Now, I started talking to my mom about this, and she mentioned that my uncle (her brother) had a tasting issue also. He went and had some surgery on his nasal cavity, and voila! He can taste his food! I believe his exact quote was, "I'm going to weight 800 pounds!"

So, right now, I eat just about anything. I try to do so in moderation, or eat things that I know are good for me. I'm worried about looking into this surgery, 'cause I'm afraid I won't like some foods that are "fun" to eat, like hot wings, or spicy asian stir-fry, or grapefruit juice.

On the other hand, people tell me the difference between a still-warm, freshly-baked cookie and a cookie from the jar is amazing.

Until another time,
Salt

Thursday, March 25, 2010

The Agony of De...Head

Migraines.

I have some friends who get migraines, and their sensitivities when so affected vary as widely as they do...some can't tolerate the rustling sound of the curtains moving; another can't move her facial muscles without pain shooting through her skull.

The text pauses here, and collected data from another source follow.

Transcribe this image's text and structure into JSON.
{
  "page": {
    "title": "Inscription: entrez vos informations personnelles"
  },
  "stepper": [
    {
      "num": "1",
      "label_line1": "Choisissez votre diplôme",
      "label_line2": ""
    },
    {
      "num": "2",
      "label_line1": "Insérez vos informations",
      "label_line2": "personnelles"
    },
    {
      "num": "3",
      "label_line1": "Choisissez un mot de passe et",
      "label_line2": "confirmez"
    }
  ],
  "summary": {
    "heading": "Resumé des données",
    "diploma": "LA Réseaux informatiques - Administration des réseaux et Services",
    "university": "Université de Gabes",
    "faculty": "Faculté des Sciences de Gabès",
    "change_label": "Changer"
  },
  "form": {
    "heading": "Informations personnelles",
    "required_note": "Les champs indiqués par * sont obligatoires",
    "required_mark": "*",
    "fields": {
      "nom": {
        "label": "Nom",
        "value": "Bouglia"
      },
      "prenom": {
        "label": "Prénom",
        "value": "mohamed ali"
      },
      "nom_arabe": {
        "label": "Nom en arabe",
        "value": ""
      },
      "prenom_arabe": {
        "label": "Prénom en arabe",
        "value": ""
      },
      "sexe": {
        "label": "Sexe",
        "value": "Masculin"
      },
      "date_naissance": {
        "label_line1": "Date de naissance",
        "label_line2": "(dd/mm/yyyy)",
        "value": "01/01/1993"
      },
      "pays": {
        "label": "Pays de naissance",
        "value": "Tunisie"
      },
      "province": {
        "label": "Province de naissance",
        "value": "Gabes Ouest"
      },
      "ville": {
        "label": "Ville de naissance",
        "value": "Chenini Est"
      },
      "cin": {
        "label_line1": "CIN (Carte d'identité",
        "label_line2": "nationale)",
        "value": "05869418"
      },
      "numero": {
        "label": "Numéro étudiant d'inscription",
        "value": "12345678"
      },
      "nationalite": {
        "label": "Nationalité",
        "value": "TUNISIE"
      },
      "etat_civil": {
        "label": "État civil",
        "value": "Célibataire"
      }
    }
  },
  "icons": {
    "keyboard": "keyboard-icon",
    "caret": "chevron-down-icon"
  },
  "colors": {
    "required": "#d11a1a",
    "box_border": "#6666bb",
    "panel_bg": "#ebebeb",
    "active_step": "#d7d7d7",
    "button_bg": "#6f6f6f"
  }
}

When I get a migraine, light becomes a searing, tear-inducing beam of fire. So, when I was dropping the children off at the Child Care center, and I felt like I had a needle behind my right eye, I started to feel a little apprehension. When I got back in my car to head toward work, I was hoping it'd just go away. By the time I reached the freeway, I had tears coming from my right eye. I turned around at the gas station, and drove home...squinting, blinking, and trying to drive while seeing as little as possible. It was a harrowing two miles.

I stumbled into the house, took two Excedrin, and felt my way downstairs. I lay down on the couch in the basement, trying not to look directly at my cellphone screen, so I could send a message to my wife to say I'd made it home (I had sent a message to her and my boss in the gas station parking lot). I lay there in the dark and quiet, mentally building walls to block the pain.

I have an extremely high tolerance of pain. Whenever I'm hurt, I explore the pain: probing, prodding, flexing...whatever I do that hurts, I need to know the exact thresholds of the pain. But not with a migraine. I fear this pain, so much so that when the pain spikes feel like they might be subsiding, I continue to lay still in the dark, maintaining my walls, for fear that it's not gone, only resting for another attack. I suppose it was a long four hours before I got the courage up to move..and it was going away. Tears still streaming from my eyes, but I knew it was going to get better from here. Those of you that have had migraines know: when they start, the pain comes at you like it will never stop.

I have a family history of migraines, something I was hoping that I would not inherit. I've done some research, and it seems to me that there are as many theories surrounding the onset of migraines as there are people who get them. For some people, it's a very specific triggering action. For others, it's something as generic as "when my blood pressure goes up." My trigger? I'm not sure. I've only gotten five migraines, three were close together (within a two week period), and two have been outliers. Not really very much to go on.